これが本物の近江八幡のバームクーヘンです
山本 昌仁 プロフィール

「終わりかけた商品」で勝負に出る

流れが変わったのは1999年。梅田阪神に出したバームクーヘン専門店「クラブハリエBスタジオ」が起爆剤になって、一躍、有名になったのです。

出店要請があったとき、弟と話したのは、中途半端なことはするまいということ。かつて大津西武店でフルアイテム並べても売れず、栗饅頭や最中など3つの商品だけにしたら売れ始めた。その教訓を忘れてはいけないと。

地元のお客様にずっと愛されてきたたねやの看板商品が栗饅頭・最中です。では、洋菓子においてそれは何かといえば、バームクーヘンとリーフパイでした。特にいちばん売れていたのがバームクーヘンで、婚礼にも強かった。このときは草津近鉄店のモンブランが話題になっていましたが、それを置いたら中途半端になってしまう。バームクーヘン1本で勝負しようと。

とはいえ、大問題があります。世の中でバームクーヘンは「終わりかけた商品」とみなされていたことです。いまでこそどこでも見かけますが、それは私たちがバームクーヘンブームを作ったあとの現象なのです。

当時のバームクーヘンは、結婚式の引き出物に使われる程度の存在でした。進物として長期間もたせるため、パサパサしたおいしくない商品が多かったからか、実際、「バームクーヘンやったらいらんわ」と言われたことがあります。

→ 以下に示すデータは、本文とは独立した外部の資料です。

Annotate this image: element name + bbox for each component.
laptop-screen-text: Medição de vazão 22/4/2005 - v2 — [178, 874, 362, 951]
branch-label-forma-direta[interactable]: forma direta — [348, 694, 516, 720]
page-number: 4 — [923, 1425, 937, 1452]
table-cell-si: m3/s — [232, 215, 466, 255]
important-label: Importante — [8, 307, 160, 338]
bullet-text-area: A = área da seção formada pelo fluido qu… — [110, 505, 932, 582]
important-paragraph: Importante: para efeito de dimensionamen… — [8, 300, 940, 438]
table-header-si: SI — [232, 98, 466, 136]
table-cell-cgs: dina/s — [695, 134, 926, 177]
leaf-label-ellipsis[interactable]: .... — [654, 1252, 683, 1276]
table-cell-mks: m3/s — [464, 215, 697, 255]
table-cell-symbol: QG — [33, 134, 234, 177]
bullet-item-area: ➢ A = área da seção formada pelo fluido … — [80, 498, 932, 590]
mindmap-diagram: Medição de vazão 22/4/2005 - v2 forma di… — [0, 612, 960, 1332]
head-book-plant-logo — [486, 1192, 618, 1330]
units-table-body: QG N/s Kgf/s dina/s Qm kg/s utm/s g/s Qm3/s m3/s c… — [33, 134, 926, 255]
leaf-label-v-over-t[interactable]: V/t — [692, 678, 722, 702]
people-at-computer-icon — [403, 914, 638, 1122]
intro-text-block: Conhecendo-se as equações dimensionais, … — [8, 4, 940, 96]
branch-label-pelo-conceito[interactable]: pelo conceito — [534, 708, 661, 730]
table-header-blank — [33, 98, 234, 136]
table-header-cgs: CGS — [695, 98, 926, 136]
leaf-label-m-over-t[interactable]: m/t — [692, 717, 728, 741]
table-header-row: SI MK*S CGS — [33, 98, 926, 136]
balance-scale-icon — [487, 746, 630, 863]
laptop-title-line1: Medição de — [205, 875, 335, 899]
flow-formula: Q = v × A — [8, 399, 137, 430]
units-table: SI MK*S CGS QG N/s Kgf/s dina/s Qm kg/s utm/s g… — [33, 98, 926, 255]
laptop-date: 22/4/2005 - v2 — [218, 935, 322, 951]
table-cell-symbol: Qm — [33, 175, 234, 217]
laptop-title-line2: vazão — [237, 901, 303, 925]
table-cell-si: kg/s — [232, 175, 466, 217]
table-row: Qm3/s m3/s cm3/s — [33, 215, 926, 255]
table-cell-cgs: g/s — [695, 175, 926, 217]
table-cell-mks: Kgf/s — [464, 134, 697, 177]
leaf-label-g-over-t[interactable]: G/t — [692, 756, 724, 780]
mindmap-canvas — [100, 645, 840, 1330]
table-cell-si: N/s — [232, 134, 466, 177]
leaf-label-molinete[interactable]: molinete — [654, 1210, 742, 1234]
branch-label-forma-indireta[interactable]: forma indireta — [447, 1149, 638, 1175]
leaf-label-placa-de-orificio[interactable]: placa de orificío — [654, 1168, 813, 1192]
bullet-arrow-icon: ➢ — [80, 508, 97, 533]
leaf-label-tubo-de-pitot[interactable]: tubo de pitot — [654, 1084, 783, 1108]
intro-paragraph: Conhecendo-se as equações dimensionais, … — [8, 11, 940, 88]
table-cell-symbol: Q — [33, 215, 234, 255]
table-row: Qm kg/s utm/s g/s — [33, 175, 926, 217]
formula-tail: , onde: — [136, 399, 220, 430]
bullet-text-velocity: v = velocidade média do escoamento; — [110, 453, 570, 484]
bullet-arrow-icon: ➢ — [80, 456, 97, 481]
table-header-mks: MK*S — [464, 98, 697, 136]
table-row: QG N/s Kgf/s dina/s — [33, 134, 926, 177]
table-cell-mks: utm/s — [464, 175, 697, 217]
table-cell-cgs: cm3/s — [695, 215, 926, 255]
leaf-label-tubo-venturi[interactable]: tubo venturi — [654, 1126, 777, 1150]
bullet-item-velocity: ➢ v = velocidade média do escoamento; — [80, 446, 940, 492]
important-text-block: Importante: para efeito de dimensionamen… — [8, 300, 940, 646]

でも、私や弟には強烈な記憶がありました。子供の頃、工場で焼きたてバームクーヘンの「丸太」にかぶりついた思い出です。菓子屋の息子の特権ですね。あんなにおいしいものはなかった。たねやの菓子には正直、飽き飽きしていたところもあったのですが、バームクーヘンだけは毎日でも食べたかった。

バームクーヘンは丸太状で作られる。工場で焼かれるが製造過程では職人技が必要に
 

世の中の人たちは、本当のおいしさを知らないだけなんだ。それを知っていただけたら、絶対にファンになるはずだ。私と弟には確信があったのです。

デパート側は猛反対でしたが、直接、先方の社長にかけ合って、「必ず一番をとります。1週間で結果が出なければそちらの言うようにしますから、まずは私たちの思うようにやらせてください」と頼んだ。阪神百貨店の食品売場は日本一ですから、そこらへんの決断は早い。私たちの「常識外れの提案」を飲んでくださいました。